Hyaluronidase as a therapeutic agent administered as a nasal spray for pulmonary delivery has not been attempted previously. The pulmonary administration of medications through nasal aerosols has been in use for decades. Corticosteroid inhalants are employed to alleviate asthma and for patients with chronic obstructive pulmonary disease . There are many other successful examples of such uses. Nano particles have been used for pulmonary drug delivery [37,38], as well as spray-dried particles . Enzymes have been utilized previously as aerosol treatments. One of these is Pulmozyme®, a cocktail of human recombinant deoxyribonuclease (DNAases or rhDNase) in the management of cystic fibrosis. A precedent exists therefore for the use of a hyaluronidase such as Hylenex® as a mode of treatment. This has the potential of becoming a new and effective treatment for ARDS.

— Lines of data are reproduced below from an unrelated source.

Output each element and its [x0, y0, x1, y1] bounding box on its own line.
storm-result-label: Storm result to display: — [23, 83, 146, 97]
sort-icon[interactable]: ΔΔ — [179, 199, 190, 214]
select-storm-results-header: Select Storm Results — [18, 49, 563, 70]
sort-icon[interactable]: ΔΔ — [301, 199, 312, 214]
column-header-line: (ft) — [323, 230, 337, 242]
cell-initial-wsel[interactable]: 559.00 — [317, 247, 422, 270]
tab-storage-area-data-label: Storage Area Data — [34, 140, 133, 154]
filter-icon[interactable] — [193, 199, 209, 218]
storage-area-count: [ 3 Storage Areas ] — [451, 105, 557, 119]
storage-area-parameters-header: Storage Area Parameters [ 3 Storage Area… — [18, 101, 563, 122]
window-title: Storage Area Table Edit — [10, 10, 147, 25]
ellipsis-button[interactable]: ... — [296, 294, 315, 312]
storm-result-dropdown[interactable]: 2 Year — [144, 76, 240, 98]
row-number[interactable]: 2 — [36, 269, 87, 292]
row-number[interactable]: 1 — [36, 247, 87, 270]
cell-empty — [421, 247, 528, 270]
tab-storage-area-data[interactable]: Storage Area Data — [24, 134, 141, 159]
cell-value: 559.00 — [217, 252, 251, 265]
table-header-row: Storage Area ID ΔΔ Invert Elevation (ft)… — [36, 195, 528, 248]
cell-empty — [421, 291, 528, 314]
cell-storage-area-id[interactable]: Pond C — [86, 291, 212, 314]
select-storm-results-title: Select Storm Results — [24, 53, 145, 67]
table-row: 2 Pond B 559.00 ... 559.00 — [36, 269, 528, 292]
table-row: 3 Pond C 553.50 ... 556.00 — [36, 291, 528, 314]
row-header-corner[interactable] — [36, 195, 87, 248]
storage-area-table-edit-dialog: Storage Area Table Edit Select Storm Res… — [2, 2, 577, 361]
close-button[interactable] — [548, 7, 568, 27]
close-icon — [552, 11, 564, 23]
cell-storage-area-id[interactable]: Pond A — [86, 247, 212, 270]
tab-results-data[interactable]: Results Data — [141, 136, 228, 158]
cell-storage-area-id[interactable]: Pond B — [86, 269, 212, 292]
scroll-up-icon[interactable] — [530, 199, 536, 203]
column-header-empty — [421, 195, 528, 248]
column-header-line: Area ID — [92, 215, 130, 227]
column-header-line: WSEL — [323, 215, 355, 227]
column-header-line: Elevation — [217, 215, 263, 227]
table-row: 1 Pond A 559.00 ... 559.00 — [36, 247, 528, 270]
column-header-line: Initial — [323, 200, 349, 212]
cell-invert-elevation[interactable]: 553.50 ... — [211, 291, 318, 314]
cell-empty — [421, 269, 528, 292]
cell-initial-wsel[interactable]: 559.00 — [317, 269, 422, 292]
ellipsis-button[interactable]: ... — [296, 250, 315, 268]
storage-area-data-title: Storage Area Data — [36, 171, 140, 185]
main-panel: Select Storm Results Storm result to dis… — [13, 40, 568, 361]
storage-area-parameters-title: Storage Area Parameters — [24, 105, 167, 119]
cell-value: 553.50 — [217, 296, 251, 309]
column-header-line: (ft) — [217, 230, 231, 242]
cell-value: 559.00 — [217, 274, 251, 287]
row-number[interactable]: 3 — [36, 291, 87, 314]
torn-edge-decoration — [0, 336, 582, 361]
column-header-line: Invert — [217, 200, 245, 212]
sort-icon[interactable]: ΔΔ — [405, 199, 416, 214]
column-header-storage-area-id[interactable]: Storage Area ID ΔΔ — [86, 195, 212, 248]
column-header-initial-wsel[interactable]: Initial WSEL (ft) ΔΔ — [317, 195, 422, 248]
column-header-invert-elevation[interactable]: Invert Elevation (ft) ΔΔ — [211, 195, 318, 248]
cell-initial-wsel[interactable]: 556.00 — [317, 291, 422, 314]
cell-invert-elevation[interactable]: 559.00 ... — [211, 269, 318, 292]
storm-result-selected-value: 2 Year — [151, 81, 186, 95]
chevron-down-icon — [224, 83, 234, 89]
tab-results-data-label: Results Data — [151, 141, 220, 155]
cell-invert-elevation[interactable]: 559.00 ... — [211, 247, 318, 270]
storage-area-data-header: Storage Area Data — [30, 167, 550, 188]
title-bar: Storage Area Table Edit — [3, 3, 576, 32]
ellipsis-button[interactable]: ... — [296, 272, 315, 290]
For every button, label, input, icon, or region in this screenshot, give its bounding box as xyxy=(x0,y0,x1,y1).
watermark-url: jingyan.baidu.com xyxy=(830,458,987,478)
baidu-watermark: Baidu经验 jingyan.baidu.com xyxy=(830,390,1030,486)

The lung is an HA-rich structure, and even more so when there is inflammation [40,16]. A serious drawback to our hypothesis, that hyaluronidase can be a therapeutic measure for the treatment of ARDS, is that it may make the condition even worse. Administered enzyme could fragment existing HA-rich structures of the lung, and thus intensify disease. Endogenous HA and its HA fragment degradation products would flood the lung. Small HA polymers are highly angiogenic, inflammatory, and immune-stimulatory [41,42]. HA fragments are themselves not only intrinsically inflammatory, but also induce inflammatory cytokine expression [43,44]. It is conceivable that the hyaluronidase enzyme treatment may intensify rather than abate the inflammatory reaction. Thus there may be serious consequences of hyaluronidase administration. This is a situation that would be readily apparent in the porcine model using the Mendelson syndrome. Titration of the volume of the HCl solution administered in the pig model may be able to reproduce the three levels of severity of ARDS: mild, moderate and severe. The levels of hyaluronidase aerosol provided could perhaps be modulated to maximize clinical response and also to avoid potential adverse reactions.
It is postulated that the hyaline membranes in patients with ARDS are HA-rich structures. This is an insoluble complex of HA together with plasma HA-binding proteins that adhere to inflamed alveoli preventing oxygen exchange. A recombinant form of the human hyaluronidase enzyme PH20 can be administered as an aerosol to ARDS patients. This will degrade hyaline membranes in these damaged lungs and increase survival of such patients. It may become the first effective treatment modality in several decades for ARDS in adults and may also be effective for NRDS in premature infants. A porcine model for ARDS, employing bronchial delivery of 0.1 M HCl to the lungs, makes it possible to test this hypothesis.